Como um todo, a narrativa toca em assuntos complexos batendo apenas na superfície, talvez por querer abarcar muitos elementos sem desenvolvê-los bem. Fica forte a impressão de que os conflitos que a série traz à tona são escritos por pessoas de fora, que não os vivenciaram de verdade. Nesse sentido, até Cidade de Deus, com todos os problemas que hoje sabemos sobre sua realização, parece mais atual. Se a escolha fosse a de se manter mais fiel à história real – um traficante que entrou nesse mundo por opção e se orgulhava de ser um bandido famoso -, poderiam passar mais autenticidade do que a que trata do menino loirinho, vítima das drogas e da corrupção policial. Essa versão convenceu tanto quanto as lentes azuis de Leone que, apesar de ser evidente sua entrega para o papel, não conseguiu salvá-la. O esforço por fazer de Dom um anti-herói carismático deixa a história repetitiva, cansativa e, por vezes, sem sentido.

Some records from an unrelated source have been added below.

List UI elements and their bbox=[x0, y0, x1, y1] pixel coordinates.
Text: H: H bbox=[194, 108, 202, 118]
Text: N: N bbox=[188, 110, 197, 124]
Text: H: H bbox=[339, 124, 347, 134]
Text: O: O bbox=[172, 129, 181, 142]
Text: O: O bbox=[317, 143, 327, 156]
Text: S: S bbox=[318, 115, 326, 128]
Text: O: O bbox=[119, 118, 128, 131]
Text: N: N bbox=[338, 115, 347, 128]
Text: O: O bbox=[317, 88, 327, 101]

É frustrante desestimular o público a assistir produções nacionais, mas muitos elementos de Dom me incomodaram e eu não poderia deixar de dizer aqui. Mas, para não encerrar falando mal, a atmosfera carioca do início do novo milênio é muito bem recomposta, tanto pelos cenários como pelas músicas (quer dizer, às vezes peca nessa parte também). Enfim, conseguem cutucar alguém que, como eu, anda com saudades dos anos 2000.